Huntley’s Haunted Trails

Huntley Park District holds event for families to celebrate Halloween


Courtesy of Nikki Darnall

By Nikki Darnall

A cloudy black sky casted an ominous sheet over all who dared to stand outside. A line quickly formed with people bustling with anticipation. Families holding their plastic pumpkin trick or treat bags, their eyes gleaming with excitement to get both treats and a scare. 

On Friday, Oct. 22, the Huntley Park District held a Haunted Trails Event at Deicke Park. The event took place from 7 p.m. to 9 p.m., and was aimed for kids ages 8-17. They sold out an hour before the event, at 250 tickets.

As families stood in line, they could feel they were being watched.

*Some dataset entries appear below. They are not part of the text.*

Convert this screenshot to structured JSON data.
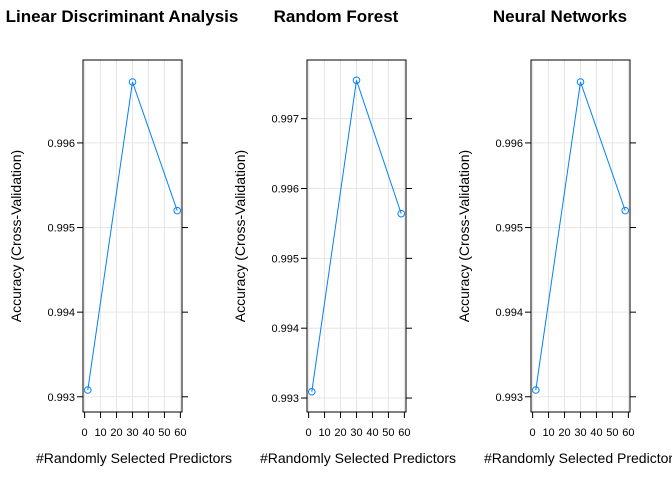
{
  "colors": {
    "series": "#0080ff",
    "grid": "#e6e6e6",
    "axis": "#000000",
    "background": "#ffffff"
  },
  "chart_data": [
    {
      "type": "line",
      "title": "Linear Discriminant Analysis",
      "xlabel": "#Randomly Selected Predictors",
      "ylabel": "Accuracy (Cross-Validation)",
      "x": [
        2,
        30,
        58
      ],
      "y": [
        0.99308,
        0.99672,
        0.9952
      ],
      "xlim": [
        -1,
        61
      ],
      "ylim": [
        0.99282,
        0.99698
      ],
      "xticks": [
        0,
        10,
        20,
        30,
        40,
        50,
        60
      ],
      "xtick_labels": [
        "0",
        "10",
        "20",
        "30",
        "40",
        "50",
        "60"
      ],
      "yticks": [
        0.993,
        0.994,
        0.995,
        0.996
      ],
      "ytick_labels": [
        "0.993",
        "0.994",
        "0.995",
        "0.996"
      ],
      "grid": true,
      "marker": "open-circle"
    },
    {
      "type": "line",
      "title": "Random Forest",
      "xlabel": "#Randomly Selected Predictors",
      "ylabel": "Accuracy (Cross-Validation)",
      "x": [
        2,
        30,
        58
      ],
      "y": [
        0.99309,
        0.99755,
        0.99564
      ],
      "xlim": [
        -1,
        61
      ],
      "ylim": [
        0.9928,
        0.99784
      ],
      "xticks": [
        0,
        10,
        20,
        30,
        40,
        50,
        60
      ],
      "xtick_labels": [
        "0",
        "10",
        "20",
        "30",
        "40",
        "50",
        "60"
      ],
      "yticks": [
        0.993,
        0.994,
        0.995,
        0.996,
        0.997
      ],
      "ytick_labels": [
        "0.993",
        "0.994",
        "0.995",
        "0.996",
        "0.997"
      ],
      "grid": true,
      "marker": "open-circle"
    },
    {
      "type": "line",
      "title": "Neural Networks",
      "xlabel": "#Randomly Selected Predictors",
      "ylabel": "Accuracy (Cross-Validation)",
      "x": [
        2,
        30,
        58
      ],
      "y": [
        0.99308,
        0.99672,
        0.9952
      ],
      "xlim": [
        -1,
        61
      ],
      "ylim": [
        0.99282,
        0.99698
      ],
      "xticks": [
        0,
        10,
        20,
        30,
        40,
        50,
        60
      ],
      "xtick_labels": [
        "0",
        "10",
        "20",
        "30",
        "40",
        "50",
        "60"
      ],
      "yticks": [
        0.993,
        0.994,
        0.995,
        0.996
      ],
      "ytick_labels": [
        "0.993",
        "0.994",
        "0.995",
        "0.996"
      ],
      "grid": true,
      "marker": "open-circle"
    }
  ]
}
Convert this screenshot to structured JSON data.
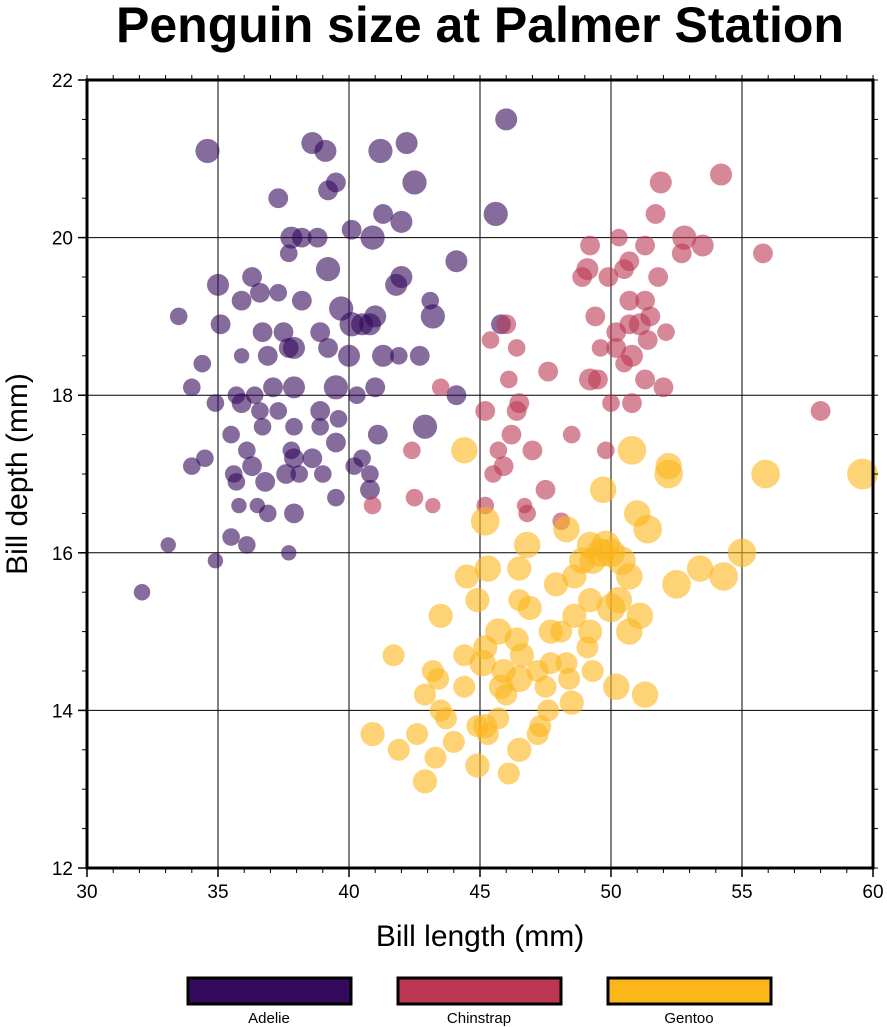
{
  "chart_data": {
    "type": "scatter",
    "title": "Penguin size at Palmer Station",
    "xlabel": "Bill length (mm)",
    "ylabel": "Bill depth (mm)",
    "xlim": [
      30,
      60
    ],
    "ylim": [
      12,
      22
    ],
    "xticks": [
      "30",
      "35",
      "40",
      "45",
      "50",
      "55",
      "60"
    ],
    "yticks": [
      "12",
      "14",
      "16",
      "18",
      "20",
      "22"
    ],
    "grid": true,
    "legend_placement": "bottom",
    "marker_opacity": 0.6,
    "series": [
      {
        "name": "Adelie",
        "color": "#330a5c",
        "points": [
          [
            34.6,
            21.1,
            1.1
          ],
          [
            38.6,
            21.2,
            1.0
          ],
          [
            39.1,
            21.1,
            1.0
          ],
          [
            41.2,
            21.1,
            1.1
          ],
          [
            42.2,
            21.2,
            1.0
          ],
          [
            46.0,
            21.5,
            1.0
          ],
          [
            42.5,
            20.7,
            1.1
          ],
          [
            39.5,
            20.7,
            0.9
          ],
          [
            39.2,
            20.6,
            0.9
          ],
          [
            37.3,
            20.5,
            0.9
          ],
          [
            41.3,
            20.3,
            0.9
          ],
          [
            42.0,
            20.2,
            1.0
          ],
          [
            45.6,
            20.3,
            1.1
          ],
          [
            37.8,
            20.0,
            1.0
          ],
          [
            38.2,
            20.0,
            0.9
          ],
          [
            38.8,
            20.0,
            0.9
          ],
          [
            40.1,
            20.1,
            0.9
          ],
          [
            40.9,
            20.0,
            1.1
          ],
          [
            37.7,
            19.8,
            0.8
          ],
          [
            39.2,
            19.6,
            1.1
          ],
          [
            44.1,
            19.7,
            1.0
          ],
          [
            35.0,
            19.4,
            1.0
          ],
          [
            36.3,
            19.5,
            0.9
          ],
          [
            36.6,
            19.3,
            0.9
          ],
          [
            35.1,
            18.9,
            0.9
          ],
          [
            35.9,
            19.2,
            0.9
          ],
          [
            33.5,
            19.0,
            0.8
          ],
          [
            42.0,
            19.5,
            1.0
          ],
          [
            41.8,
            19.4,
            1.0
          ],
          [
            43.2,
            19.0,
            1.1
          ],
          [
            43.1,
            19.2,
            0.8
          ],
          [
            38.2,
            19.2,
            0.9
          ],
          [
            37.3,
            19.3,
            0.8
          ],
          [
            39.7,
            19.1,
            1.1
          ],
          [
            40.5,
            18.9,
            1.0
          ],
          [
            41.0,
            19.0,
            1.0
          ],
          [
            40.8,
            18.9,
            1.0
          ],
          [
            40.1,
            18.9,
            1.1
          ],
          [
            45.8,
            18.9,
            0.9
          ],
          [
            36.7,
            18.8,
            0.9
          ],
          [
            37.5,
            18.8,
            0.9
          ],
          [
            38.9,
            18.8,
            0.9
          ],
          [
            34.4,
            18.4,
            0.8
          ],
          [
            35.9,
            18.5,
            0.7
          ],
          [
            36.9,
            18.5,
            0.9
          ],
          [
            37.7,
            18.6,
            0.9
          ],
          [
            37.9,
            18.6,
            1.0
          ],
          [
            39.2,
            18.6,
            0.9
          ],
          [
            40.0,
            18.5,
            1.0
          ],
          [
            41.3,
            18.5,
            1.0
          ],
          [
            41.9,
            18.5,
            0.8
          ],
          [
            42.7,
            18.5,
            0.9
          ],
          [
            34.0,
            18.1,
            0.8
          ],
          [
            35.7,
            18.0,
            0.8
          ],
          [
            36.4,
            18.0,
            0.8
          ],
          [
            37.1,
            18.1,
            0.9
          ],
          [
            37.9,
            18.1,
            1.0
          ],
          [
            39.5,
            18.1,
            1.1
          ],
          [
            40.3,
            18.0,
            0.8
          ],
          [
            41.0,
            18.1,
            0.9
          ],
          [
            44.1,
            18.0,
            0.9
          ],
          [
            34.9,
            17.9,
            0.8
          ],
          [
            35.9,
            17.9,
            0.9
          ],
          [
            36.6,
            17.8,
            0.8
          ],
          [
            37.3,
            17.8,
            0.8
          ],
          [
            38.9,
            17.8,
            0.9
          ],
          [
            39.6,
            17.7,
            0.8
          ],
          [
            35.5,
            17.5,
            0.8
          ],
          [
            36.7,
            17.6,
            0.8
          ],
          [
            37.9,
            17.6,
            0.8
          ],
          [
            38.9,
            17.6,
            0.8
          ],
          [
            41.1,
            17.5,
            0.9
          ],
          [
            42.9,
            17.6,
            1.1
          ],
          [
            36.1,
            17.3,
            0.8
          ],
          [
            37.8,
            17.3,
            0.8
          ],
          [
            37.9,
            17.2,
            0.9
          ],
          [
            38.6,
            17.2,
            0.9
          ],
          [
            39.5,
            17.4,
            0.9
          ],
          [
            40.5,
            17.2,
            0.8
          ],
          [
            34.0,
            17.1,
            0.8
          ],
          [
            34.5,
            17.2,
            0.8
          ],
          [
            35.6,
            17.0,
            0.8
          ],
          [
            36.3,
            17.1,
            0.9
          ],
          [
            37.6,
            17.0,
            0.9
          ],
          [
            38.1,
            17.0,
            0.8
          ],
          [
            39.0,
            17.0,
            0.8
          ],
          [
            40.2,
            17.1,
            0.8
          ],
          [
            35.7,
            16.9,
            0.8
          ],
          [
            36.8,
            16.9,
            0.9
          ],
          [
            40.8,
            17.0,
            0.8
          ],
          [
            35.8,
            16.6,
            0.7
          ],
          [
            36.5,
            16.6,
            0.7
          ],
          [
            36.9,
            16.5,
            0.8
          ],
          [
            37.9,
            16.5,
            0.9
          ],
          [
            39.5,
            16.7,
            0.8
          ],
          [
            40.8,
            16.8,
            0.9
          ],
          [
            35.5,
            16.2,
            0.8
          ],
          [
            36.1,
            16.1,
            0.8
          ],
          [
            33.1,
            16.1,
            0.7
          ],
          [
            34.9,
            15.9,
            0.7
          ],
          [
            37.7,
            16.0,
            0.7
          ],
          [
            32.1,
            15.5,
            0.75
          ]
        ]
      },
      {
        "name": "Chinstrap",
        "color": "#bb3754",
        "points": [
          [
            54.2,
            20.8,
            1.0
          ],
          [
            51.9,
            20.7,
            1.0
          ],
          [
            51.7,
            20.3,
            0.9
          ],
          [
            52.8,
            20.0,
            1.1
          ],
          [
            53.5,
            19.9,
            1.0
          ],
          [
            52.7,
            19.8,
            0.9
          ],
          [
            55.8,
            19.8,
            0.9
          ],
          [
            49.2,
            19.9,
            0.9
          ],
          [
            50.3,
            20.0,
            0.8
          ],
          [
            51.3,
            19.9,
            0.9
          ],
          [
            49.1,
            19.6,
            1.0
          ],
          [
            48.9,
            19.5,
            0.9
          ],
          [
            50.7,
            19.7,
            0.9
          ],
          [
            50.5,
            19.6,
            0.9
          ],
          [
            49.9,
            19.5,
            0.9
          ],
          [
            51.8,
            19.5,
            0.9
          ],
          [
            49.4,
            19.0,
            0.9
          ],
          [
            50.7,
            19.2,
            0.9
          ],
          [
            51.3,
            19.2,
            0.9
          ],
          [
            51.1,
            18.9,
            1.0
          ],
          [
            51.5,
            19.0,
            0.9
          ],
          [
            50.2,
            18.8,
            0.9
          ],
          [
            52.1,
            18.8,
            0.8
          ],
          [
            50.7,
            18.9,
            0.9
          ],
          [
            49.6,
            18.6,
            0.8
          ],
          [
            50.2,
            18.6,
            0.9
          ],
          [
            51.4,
            18.7,
            0.9
          ],
          [
            50.8,
            18.5,
            1.0
          ],
          [
            46.0,
            18.9,
            0.9
          ],
          [
            45.4,
            18.7,
            0.8
          ],
          [
            46.4,
            18.6,
            0.8
          ],
          [
            50.5,
            18.4,
            0.8
          ],
          [
            49.2,
            18.2,
            1.0
          ],
          [
            49.5,
            18.2,
            0.9
          ],
          [
            47.6,
            18.3,
            0.9
          ],
          [
            46.1,
            18.2,
            0.8
          ],
          [
            51.3,
            18.2,
            0.9
          ],
          [
            52.0,
            18.1,
            0.9
          ],
          [
            43.5,
            18.1,
            0.8
          ],
          [
            50.0,
            17.9,
            0.8
          ],
          [
            50.8,
            17.9,
            0.9
          ],
          [
            46.5,
            17.9,
            0.9
          ],
          [
            46.4,
            17.8,
            0.9
          ],
          [
            45.2,
            17.8,
            0.9
          ],
          [
            58.0,
            17.8,
            0.9
          ],
          [
            48.5,
            17.5,
            0.8
          ],
          [
            46.2,
            17.5,
            0.9
          ],
          [
            45.7,
            17.3,
            0.8
          ],
          [
            42.4,
            17.3,
            0.8
          ],
          [
            47.0,
            17.3,
            0.9
          ],
          [
            49.8,
            17.3,
            0.8
          ],
          [
            45.5,
            17.0,
            0.8
          ],
          [
            45.9,
            17.1,
            0.9
          ],
          [
            47.5,
            16.8,
            0.9
          ],
          [
            42.5,
            16.7,
            0.8
          ],
          [
            40.9,
            16.6,
            0.8
          ],
          [
            43.2,
            16.6,
            0.7
          ],
          [
            45.2,
            16.6,
            0.8
          ],
          [
            46.8,
            16.5,
            0.8
          ],
          [
            46.7,
            16.6,
            0.7
          ],
          [
            48.1,
            16.4,
            0.8
          ]
        ]
      },
      {
        "name": "Gentoo",
        "color": "#fbb61a",
        "points": [
          [
            44.4,
            17.3,
            1.2
          ],
          [
            50.8,
            17.3,
            1.3
          ],
          [
            52.2,
            17.1,
            1.2
          ],
          [
            52.2,
            17.0,
            1.3
          ],
          [
            55.9,
            17.0,
            1.3
          ],
          [
            59.6,
            17.0,
            1.4
          ],
          [
            49.7,
            16.8,
            1.2
          ],
          [
            51.0,
            16.5,
            1.2
          ],
          [
            51.4,
            16.3,
            1.3
          ],
          [
            48.3,
            16.3,
            1.2
          ],
          [
            45.2,
            16.4,
            1.3
          ],
          [
            46.8,
            16.1,
            1.2
          ],
          [
            49.2,
            16.1,
            1.2
          ],
          [
            49.6,
            16.0,
            1.3
          ],
          [
            50.0,
            16.0,
            1.3
          ],
          [
            49.3,
            15.9,
            1.2
          ],
          [
            50.4,
            15.9,
            1.3
          ],
          [
            48.9,
            15.9,
            1.2
          ],
          [
            49.8,
            16.1,
            1.3
          ],
          [
            45.3,
            15.8,
            1.2
          ],
          [
            46.5,
            15.8,
            1.1
          ],
          [
            53.4,
            15.8,
            1.2
          ],
          [
            55.0,
            16.0,
            1.3
          ],
          [
            50.7,
            15.7,
            1.2
          ],
          [
            48.6,
            15.7,
            1.1
          ],
          [
            44.5,
            15.7,
            1.1
          ],
          [
            54.3,
            15.7,
            1.3
          ],
          [
            52.5,
            15.6,
            1.3
          ],
          [
            47.9,
            15.6,
            1.1
          ],
          [
            44.9,
            15.4,
            1.1
          ],
          [
            46.5,
            15.4,
            1.0
          ],
          [
            46.9,
            15.3,
            1.1
          ],
          [
            50.0,
            15.3,
            1.3
          ],
          [
            50.3,
            15.4,
            1.2
          ],
          [
            49.2,
            15.4,
            1.1
          ],
          [
            51.1,
            15.2,
            1.2
          ],
          [
            48.6,
            15.2,
            1.1
          ],
          [
            43.5,
            15.2,
            1.1
          ],
          [
            47.7,
            15.0,
            1.1
          ],
          [
            50.7,
            15.0,
            1.2
          ],
          [
            49.2,
            15.0,
            1.1
          ],
          [
            45.7,
            15.0,
            1.2
          ],
          [
            46.4,
            14.9,
            1.1
          ],
          [
            48.1,
            15.0,
            1.0
          ],
          [
            45.2,
            14.8,
            1.1
          ],
          [
            49.1,
            14.8,
            1.0
          ],
          [
            46.6,
            14.7,
            1.1
          ],
          [
            41.7,
            14.7,
            1.0
          ],
          [
            44.4,
            14.7,
            1.0
          ],
          [
            45.1,
            14.6,
            1.2
          ],
          [
            47.7,
            14.6,
            1.0
          ],
          [
            48.3,
            14.6,
            1.0
          ],
          [
            47.2,
            14.5,
            1.0
          ],
          [
            49.3,
            14.5,
            1.0
          ],
          [
            43.2,
            14.5,
            1.0
          ],
          [
            45.9,
            14.5,
            1.1
          ],
          [
            46.5,
            14.4,
            1.2
          ],
          [
            43.4,
            14.4,
            1.0
          ],
          [
            48.4,
            14.4,
            1.0
          ],
          [
            44.4,
            14.3,
            1.0
          ],
          [
            50.2,
            14.3,
            1.2
          ],
          [
            45.8,
            14.3,
            1.1
          ],
          [
            47.5,
            14.3,
            1.0
          ],
          [
            42.9,
            14.2,
            1.0
          ],
          [
            51.3,
            14.2,
            1.2
          ],
          [
            46.0,
            14.2,
            1.0
          ],
          [
            48.5,
            14.1,
            1.1
          ],
          [
            43.5,
            14.0,
            1.0
          ],
          [
            47.6,
            14.0,
            1.0
          ],
          [
            45.7,
            13.9,
            1.0
          ],
          [
            43.7,
            13.9,
            1.0
          ],
          [
            44.9,
            13.8,
            1.0
          ],
          [
            45.2,
            13.8,
            1.1
          ],
          [
            47.3,
            13.8,
            1.0
          ],
          [
            40.9,
            13.7,
            1.1
          ],
          [
            42.6,
            13.7,
            1.0
          ],
          [
            45.3,
            13.7,
            1.0
          ],
          [
            47.2,
            13.7,
            1.0
          ],
          [
            44.0,
            13.6,
            1.0
          ],
          [
            41.9,
            13.5,
            1.0
          ],
          [
            46.5,
            13.5,
            1.1
          ],
          [
            43.3,
            13.4,
            1.0
          ],
          [
            44.9,
            13.3,
            1.1
          ],
          [
            46.1,
            13.2,
            1.0
          ],
          [
            42.9,
            13.1,
            1.1
          ]
        ]
      }
    ]
  }
}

Despite the 34° weather and the breeze that could send a shiver up your spine, it was actually a person that gave them a fright. 

He would walk up and down the line with a slight limp, peering into the souls of each family, trying to pick the weakest link to pounce on. The only sound you could hear from him was the slight scraping of his axe he dragged behind him.

Matt Szytz, a scary character, has been working at the Huntley Park District for 6 years, since he was 15 years old. 

This is the first time that the Huntley Park District has ever done anything like this so they were eager to see everyone’s opinions. The trail should take about 15 minutes to walk through and has various tricks and treats along the way.

“You have scenes where things are going to be a little creepy, some may have flashing lights, or characters that are pretty creepy that will jump out at you when you least expect it. There are also treats along the way for any kids that are looking for some candy,” Szytz said.

“We started preparing with decorations about two months ago, we got some donations from the community and we have been out here since 10 a.m., setting everything up,” Meredith Johnson, Recreations Supervisor, said.

Meredith Johnson has been with Huntley Park District for 18 years. She started when she was a teenager and has stuck with them ever since. 

Johnson and the whole team achieved their goals because so many families and groups of friends came out of the trail giggling and exasperatedly explaining to each other what scared them the most.

“It was traumatizing because there was a clown with a chainsaw that really scared me,” Pyper Williams said. 

This event was a hit, as many families and teens seemed to enjoy the spooks and sweets and definitely got into the Halloween spirit.